|
Du mois d'Octobre 1980 au mois d'Avril 1996 paraissait dans le journal du Club un monument de la littérature Française , qui allait bouleverser la France et tenir en haleine des millions de lecteurs .
C'est ce feuilleton , traduit dans 57 langues , que nous vous proposons de retrouver ici , dans sa version d'origine .

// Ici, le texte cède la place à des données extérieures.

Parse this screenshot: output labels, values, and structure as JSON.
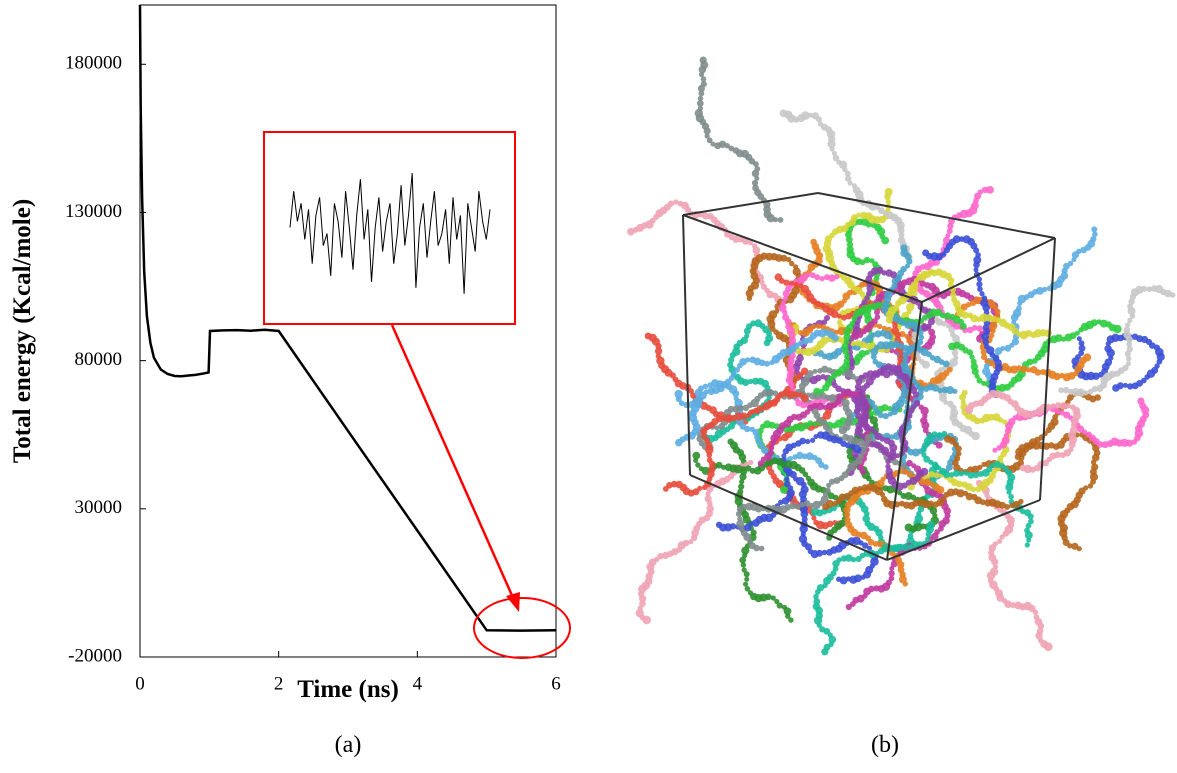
{
  "chart_data": {
    "type": "line",
    "x_label": "Time (ns)",
    "y_label": "Total energy (Kcal/mole)",
    "xlim": [
      0,
      6
    ],
    "xticks": [
      0,
      2,
      4,
      6
    ],
    "ylim": [
      -20000,
      200000
    ],
    "yticks": [
      -20000,
      30000,
      80000,
      130000,
      180000
    ],
    "series": [
      {
        "color": "#000000",
        "x": [
          0,
          0.01,
          0.03,
          0.06,
          0.1,
          0.15,
          0.2,
          0.3,
          0.4,
          0.5,
          0.6,
          0.7,
          0.8,
          0.9,
          0.99,
          1.01,
          1.2,
          1.4,
          1.6,
          1.8,
          2.0,
          3.0,
          4.0,
          5.0,
          5.5,
          6.0
        ],
        "values": [
          200000,
          165000,
          135000,
          110000,
          95000,
          86000,
          81000,
          77000,
          75500,
          74800,
          74700,
          75000,
          75200,
          75600,
          76000,
          90000,
          90200,
          90300,
          90100,
          90400,
          90000,
          56300,
          22700,
          -11000,
          -11100,
          -11000
        ]
      }
    ],
    "inset": {
      "color": "#000000",
      "ylim": [
        -11600,
        -10300
      ],
      "values": [
        -10900,
        -10600,
        -10850,
        -10700,
        -11000,
        -10750,
        -11200,
        -10800,
        -10650,
        -11050,
        -10950,
        -11300,
        -10700,
        -10850,
        -11150,
        -10600,
        -10900,
        -11250,
        -10800,
        -10500,
        -11000,
        -10750,
        -11350,
        -10900,
        -10650,
        -11100,
        -10850,
        -10700,
        -11200,
        -10950,
        -10550,
        -11050,
        -10800,
        -10450,
        -11400,
        -10900,
        -10700,
        -11150,
        -10850,
        -10600,
        -11050,
        -10950,
        -10750,
        -11200,
        -10650,
        -11000,
        -10800,
        -11450,
        -10700,
        -10900,
        -11100,
        -10600,
        -10850,
        -11000,
        -10750
      ]
    },
    "annotation_color": "#ff0000"
  },
  "captions": [
    "(a)",
    "(b)"
  ]
}
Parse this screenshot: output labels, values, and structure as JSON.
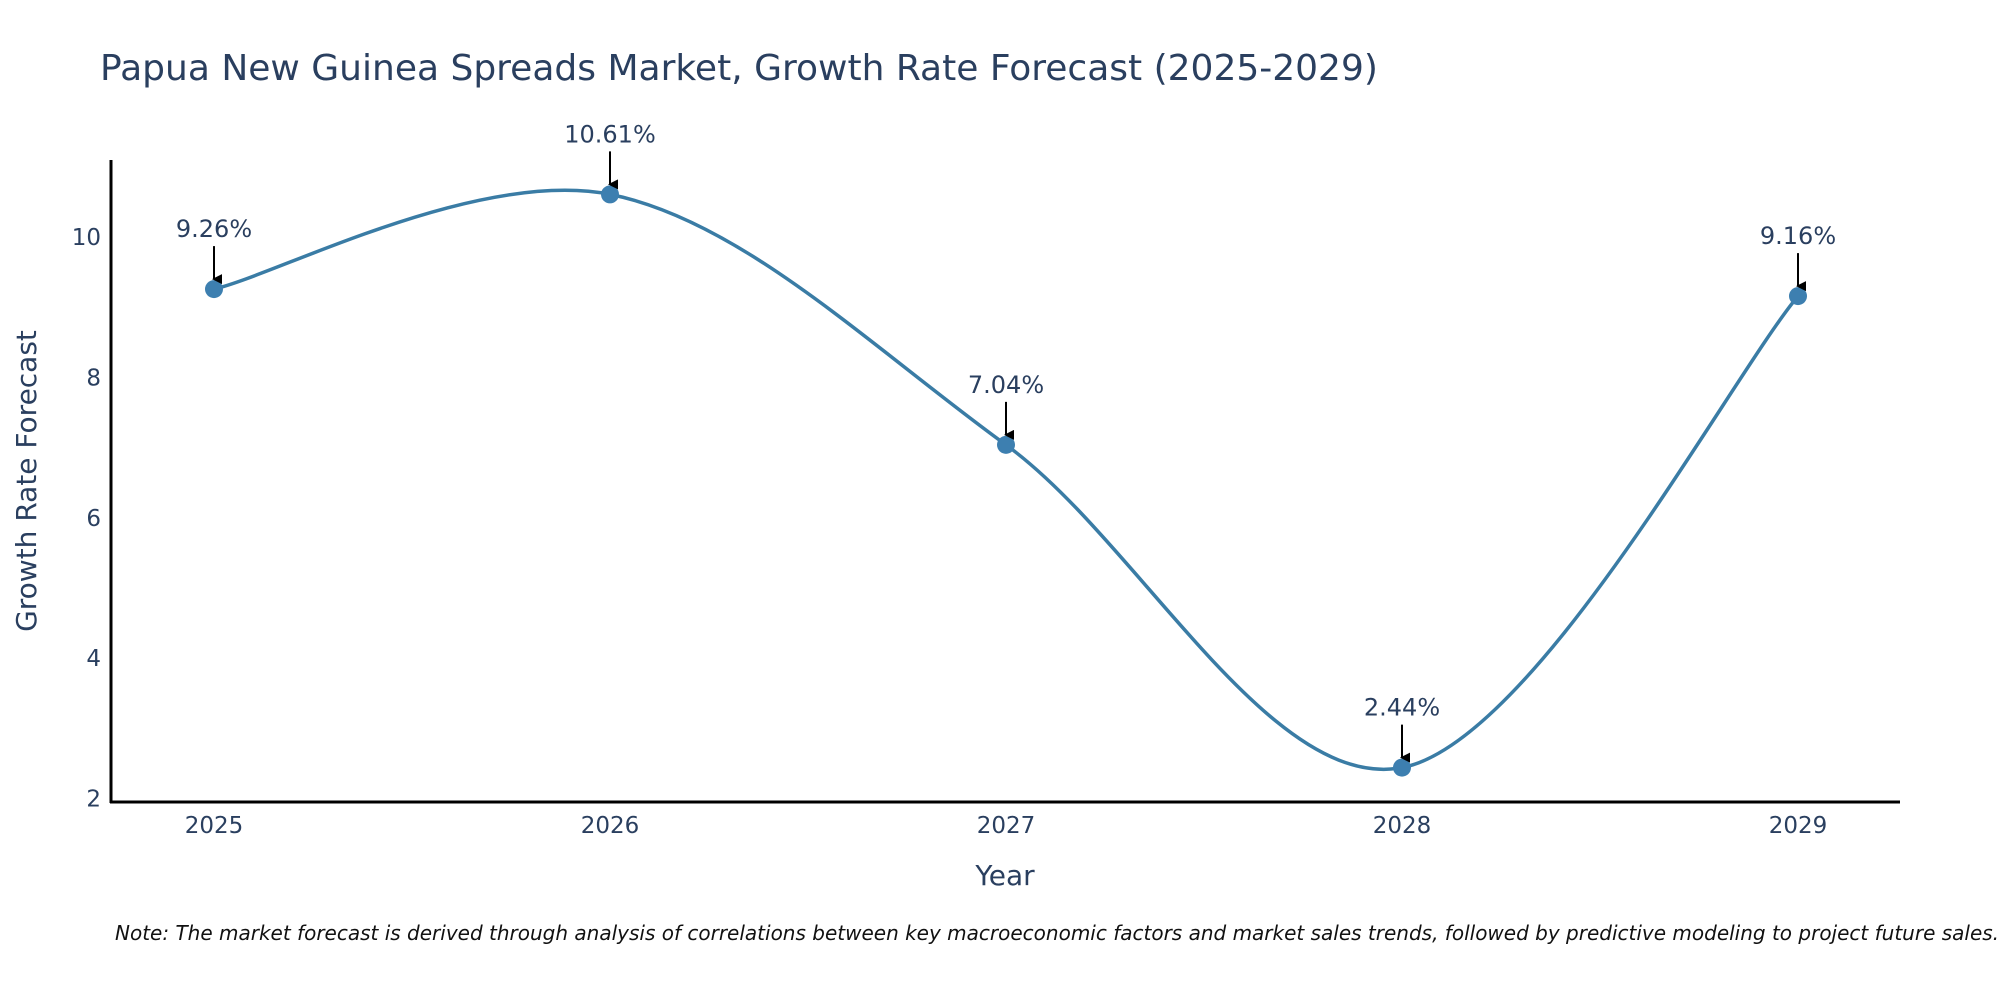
{
  "chart_data": {
    "type": "line",
    "title": "Papua New Guinea Spreads Market, Growth Rate Forecast (2025-2029)",
    "xlabel": "Year",
    "ylabel": "Growth Rate Forecast",
    "categories": [
      "2025",
      "2026",
      "2027",
      "2028",
      "2029"
    ],
    "values": [
      9.26,
      10.61,
      7.04,
      2.44,
      9.16
    ],
    "data_labels": [
      "9.26%",
      "10.61%",
      "7.04%",
      "2.44%",
      "9.16%"
    ],
    "y_ticks": [
      2,
      4,
      6,
      8,
      10
    ],
    "y_tick_labels": [
      "2",
      "4",
      "6",
      "8",
      "10"
    ],
    "ylim": [
      1.95,
      11.1
    ],
    "grid": false,
    "legend": "none",
    "line_color": "#3a7ca5",
    "marker_color": "#3d7fb0",
    "note": "Note: The market forecast is derived through analysis of correlations between key macroeconomic factors and market sales trends, followed by predictive modeling to project future sales."
  }
}
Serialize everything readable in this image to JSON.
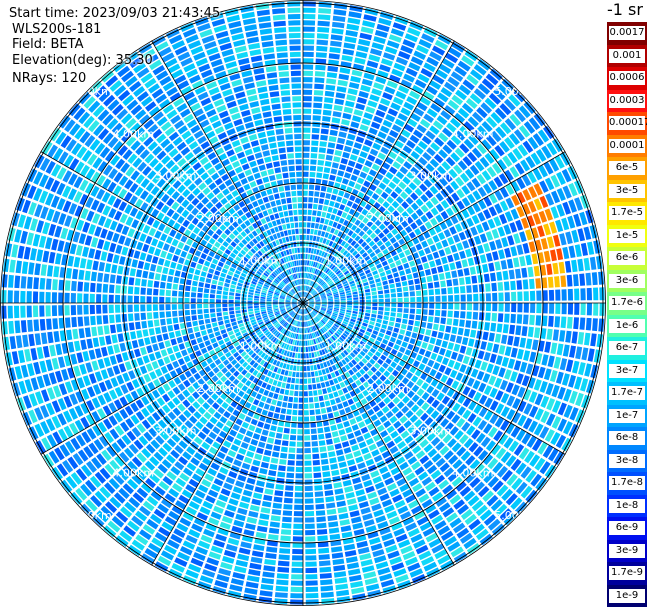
{
  "info": {
    "start_time": "Start time: 2023/09/03 21:43:45",
    "site": "WLS200s-181",
    "field": "Field: BETA",
    "elevation": "Elevation(deg): 35.30",
    "nrays": "NRays: 120"
  },
  "chart_data": {
    "type": "heatmap",
    "projection": "polar-ppi",
    "field": "BETA",
    "elevation_deg": 35.3,
    "n_rays": 120,
    "range_rings_km": [
      1,
      2,
      3,
      4,
      5
    ],
    "range_ring_labels": [
      "1.00km",
      "2.00km",
      "3.00km",
      "4.00km",
      "5.00km"
    ],
    "max_range_km": 6.4,
    "radial_spokes_deg": [
      0,
      30,
      60,
      90,
      120,
      150,
      180,
      210,
      240,
      270,
      300,
      330
    ],
    "background_beta": "1e-8 to 1.7e-7",
    "feature": {
      "description_value": "3e-5 to 1e-4",
      "azimuth_deg": [
        64,
        88
      ],
      "range_km": [
        3.9,
        4.3
      ]
    },
    "colorbar": {
      "units": "-1 sr",
      "labels": [
        "0.0017",
        "0.001",
        "0.0006",
        "0.0003",
        "0.00017",
        "0.0001",
        "6e-5",
        "3e-5",
        "1.7e-5",
        "1e-5",
        "6e-6",
        "3e-6",
        "1.7e-6",
        "1e-6",
        "6e-7",
        "3e-7",
        "1.7e-7",
        "1e-7",
        "6e-8",
        "3e-8",
        "1.7e-8",
        "1e-8",
        "6e-9",
        "3e-9",
        "1.7e-9",
        "1e-9"
      ],
      "colors": [
        "#800000",
        "#b00000",
        "#dd0000",
        "#ff1010",
        "#ff4a00",
        "#ff7d00",
        "#ffa000",
        "#ffc400",
        "#ffe800",
        "#f0ff10",
        "#c8ff38",
        "#a0ff60",
        "#78ff88",
        "#50ffb0",
        "#20f0e0",
        "#00e0ff",
        "#00c0ff",
        "#00a4ff",
        "#0088ff",
        "#006cff",
        "#0050ff",
        "#0030ff",
        "#0010f0",
        "#0000c8",
        "#00009c",
        "#000070"
      ]
    }
  }
}
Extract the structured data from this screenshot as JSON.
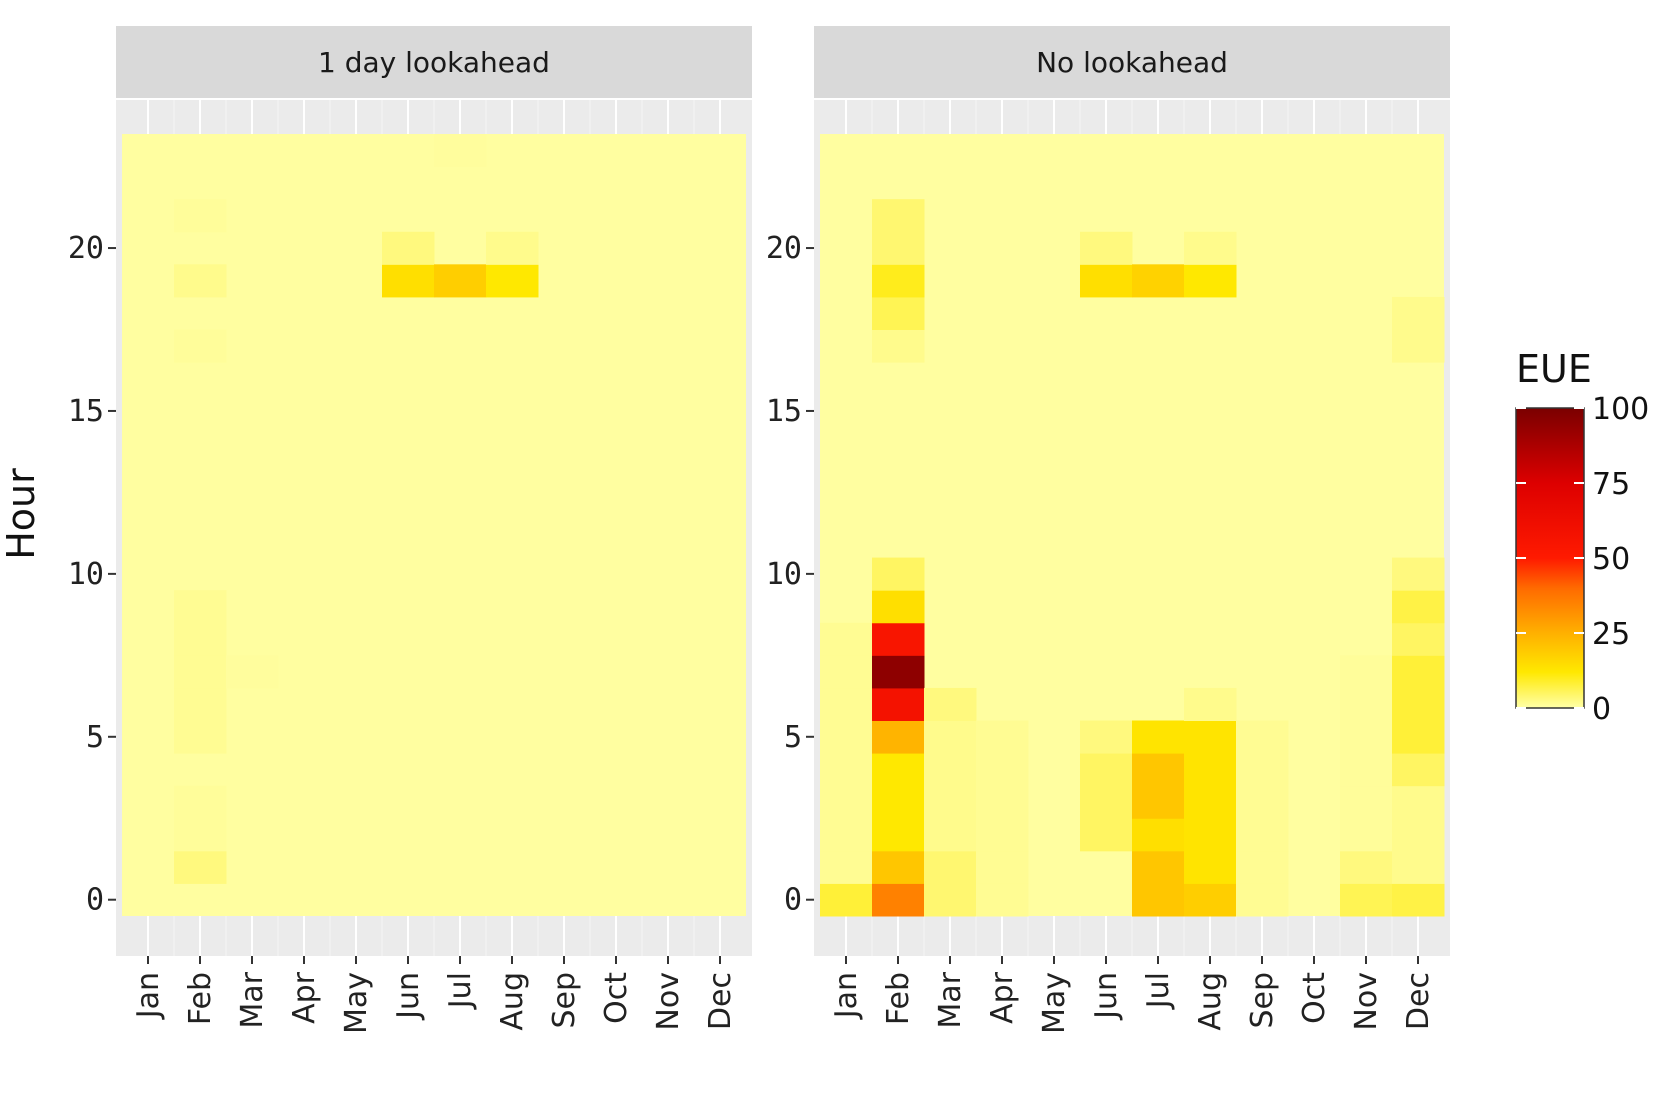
{
  "chart_data": {
    "type": "heatmap",
    "ylabel": "Hour",
    "months": [
      "Jan",
      "Feb",
      "Mar",
      "Apr",
      "May",
      "Jun",
      "Jul",
      "Aug",
      "Sep",
      "Oct",
      "Nov",
      "Dec"
    ],
    "hours_range": [
      0,
      23
    ],
    "y_ticks": [
      "0",
      "5",
      "10",
      "15",
      "20"
    ],
    "legend": {
      "title": "EUE",
      "ticks": [
        "0",
        "25",
        "50",
        "75",
        "100"
      ],
      "range": [
        0,
        100
      ]
    },
    "panels": [
      {
        "title": "1 day lookahead",
        "cells": [
          {
            "month": "Feb",
            "hours": [
              1
            ],
            "eue": 3
          },
          {
            "month": "Feb",
            "hours": [
              2,
              3
            ],
            "eue": 1
          },
          {
            "month": "Feb",
            "hours": [
              5,
              6,
              7,
              8,
              9
            ],
            "eue": 1.5
          },
          {
            "month": "Feb",
            "hours": [
              17
            ],
            "eue": 1
          },
          {
            "month": "Feb",
            "hours": [
              19
            ],
            "eue": 2
          },
          {
            "month": "Feb",
            "hours": [
              21
            ],
            "eue": 1
          },
          {
            "month": "Mar",
            "hours": [
              7
            ],
            "eue": 0.8
          },
          {
            "month": "Jun",
            "hours": [
              19
            ],
            "eue": 14
          },
          {
            "month": "Jun",
            "hours": [
              20
            ],
            "eue": 3
          },
          {
            "month": "Jul",
            "hours": [
              19
            ],
            "eue": 18
          },
          {
            "month": "Jul",
            "hours": [
              23
            ],
            "eue": 0.8
          },
          {
            "month": "Aug",
            "hours": [
              19
            ],
            "eue": 12
          },
          {
            "month": "Aug",
            "hours": [
              20
            ],
            "eue": 2
          }
        ]
      },
      {
        "title": "No lookahead",
        "cells": [
          {
            "month": "Jan",
            "hours": [
              0
            ],
            "eue": 8
          },
          {
            "month": "Jan",
            "hours": [
              1,
              2,
              3,
              4,
              5,
              6,
              7,
              8
            ],
            "eue": 1.5
          },
          {
            "month": "Feb",
            "hours": [
              0
            ],
            "eue": 35
          },
          {
            "month": "Feb",
            "hours": [
              1
            ],
            "eue": 20
          },
          {
            "month": "Feb",
            "hours": [
              2,
              3,
              4
            ],
            "eue": 12
          },
          {
            "month": "Feb",
            "hours": [
              5
            ],
            "eue": 24
          },
          {
            "month": "Feb",
            "hours": [
              6
            ],
            "eue": 58
          },
          {
            "month": "Feb",
            "hours": [
              7
            ],
            "eue": 95
          },
          {
            "month": "Feb",
            "hours": [
              8
            ],
            "eue": 55
          },
          {
            "month": "Feb",
            "hours": [
              9
            ],
            "eue": 14
          },
          {
            "month": "Feb",
            "hours": [
              10
            ],
            "eue": 5
          },
          {
            "month": "Feb",
            "hours": [
              17
            ],
            "eue": 2
          },
          {
            "month": "Feb",
            "hours": [
              18
            ],
            "eue": 6
          },
          {
            "month": "Feb",
            "hours": [
              19
            ],
            "eue": 10
          },
          {
            "month": "Feb",
            "hours": [
              20,
              21
            ],
            "eue": 4
          },
          {
            "month": "Mar",
            "hours": [
              0,
              1
            ],
            "eue": 4
          },
          {
            "month": "Mar",
            "hours": [
              2,
              3,
              4,
              5
            ],
            "eue": 2
          },
          {
            "month": "Mar",
            "hours": [
              6
            ],
            "eue": 3
          },
          {
            "month": "Apr",
            "hours": [
              0,
              1,
              2,
              3,
              4,
              5
            ],
            "eue": 1.5
          },
          {
            "month": "Jun",
            "hours": [
              2,
              3,
              4
            ],
            "eue": 5
          },
          {
            "month": "Jun",
            "hours": [
              5
            ],
            "eue": 3
          },
          {
            "month": "Jun",
            "hours": [
              19
            ],
            "eue": 14
          },
          {
            "month": "Jun",
            "hours": [
              20
            ],
            "eue": 3
          },
          {
            "month": "Jul",
            "hours": [
              0,
              1
            ],
            "eue": 20
          },
          {
            "month": "Jul",
            "hours": [
              2
            ],
            "eue": 14
          },
          {
            "month": "Jul",
            "hours": [
              3,
              4
            ],
            "eue": 20
          },
          {
            "month": "Jul",
            "hours": [
              5
            ],
            "eue": 13
          },
          {
            "month": "Jul",
            "hours": [
              19
            ],
            "eue": 17
          },
          {
            "month": "Aug",
            "hours": [
              0
            ],
            "eue": 18
          },
          {
            "month": "Aug",
            "hours": [
              1,
              2,
              3,
              4,
              5
            ],
            "eue": 13
          },
          {
            "month": "Aug",
            "hours": [
              6
            ],
            "eue": 2
          },
          {
            "month": "Aug",
            "hours": [
              19
            ],
            "eue": 12
          },
          {
            "month": "Aug",
            "hours": [
              20
            ],
            "eue": 2
          },
          {
            "month": "Sep",
            "hours": [
              0,
              1,
              2,
              3,
              4,
              5
            ],
            "eue": 1.5
          },
          {
            "month": "Nov",
            "hours": [
              0
            ],
            "eue": 6
          },
          {
            "month": "Nov",
            "hours": [
              1
            ],
            "eue": 3
          },
          {
            "month": "Nov",
            "hours": [
              2,
              3,
              4,
              5,
              6,
              7
            ],
            "eue": 1
          },
          {
            "month": "Dec",
            "hours": [
              0
            ],
            "eue": 7
          },
          {
            "month": "Dec",
            "hours": [
              1,
              2,
              3
            ],
            "eue": 2
          },
          {
            "month": "Dec",
            "hours": [
              4
            ],
            "eue": 5
          },
          {
            "month": "Dec",
            "hours": [
              5,
              6,
              7
            ],
            "eue": 8
          },
          {
            "month": "Dec",
            "hours": [
              8
            ],
            "eue": 5
          },
          {
            "month": "Dec",
            "hours": [
              9
            ],
            "eue": 7
          },
          {
            "month": "Dec",
            "hours": [
              10
            ],
            "eue": 3
          },
          {
            "month": "Dec",
            "hours": [
              17,
              18
            ],
            "eue": 2
          }
        ]
      }
    ]
  }
}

LES AVENTURES DE JEAN-MICHEL LAFLECHE
|
1er épisode |
Jean-Michel
Laflèche avait passé une nuit agitée. Certes, à 28 ans , il en avait vu de
toutes les couleurs sur les nombreux terrains de football qu'il avait foulé de ses
crampons , mais c'était quand même la première fois qu'il allait disputer avec
son club , ce Sporting qu'il aimait par dessus tout, la finale de la promotion
d'honneur A , contre l'Entente de Tritouilly-sur-Huveaune.
Il en avait révé des
dizaines de fois de cette finale. Un jour , il gagnait par un score fleuve , le
lendemain l'épreuve se terminait aux penalties et même , une fois, il marquait
un prodigieux coup de boule ( lui qui n'avait qu'un jeu de tête moyen ) , le
but de la victoire, à la 90ème minute ! Il avait passé une partie de la soirée
à cirer ses chaussures, à visser les crampons, à vérifier si son sac de sport
contenait bien ses chaussettes bleues un peu délavées, certes, mais qui étaient
plus qu'un souvenir pour lui, une véritable relique , car elles lui avaient été
offertes par l'ailier de l' O.M , Roger Magnusson , à la fin du match de Coupe
d'Europe , contre l'Ajax d'Amsterdam. Ces chaussettes là , il les conservait
pieusement et ne les portait qu'en de très rares occasions , la dernière en
date étant la finale de la 5ème Division qu'il avait gagnée avec ses copains ,
il y a trois ans déjà , contre Eoures-les- Babouins.
Jean-Michel , après un
copieux petit déjeuner se rendit au siège du club , serra de nombreuses mains
de supporters... et de supportrices qui contribuèrent grandement à le motiver
encore un peu plus pour le match de l'après-midi. Il parla un peu tactique avec
ses partenaires et l'entraîneur et se reposa jusqu'à l'heure du rendez-vous. A
14 heures, le stade était déjà plein , des banderoles bleues et blanches
s'étalaient fièrement sur les gradins , quelques trompettes , dans lesquelles
des gamins s'époumonaient fournissaient l'ambiance sonore. Des discussions
vantant les mérites de l'un ou les lacunes de l'autre , fusaient entre les
groupes joyeux et colorés qui faisaient autour du stade comme une ceinture de
fleurs.
Jean-Michel
et ses camarades , après avoir humé l'atmosphère se rendirent au vestiaire pour
revêtir leurs maillots à damiers , écouter les dernières consignes du coach et
procéder au rituel massage d'huile camphrée.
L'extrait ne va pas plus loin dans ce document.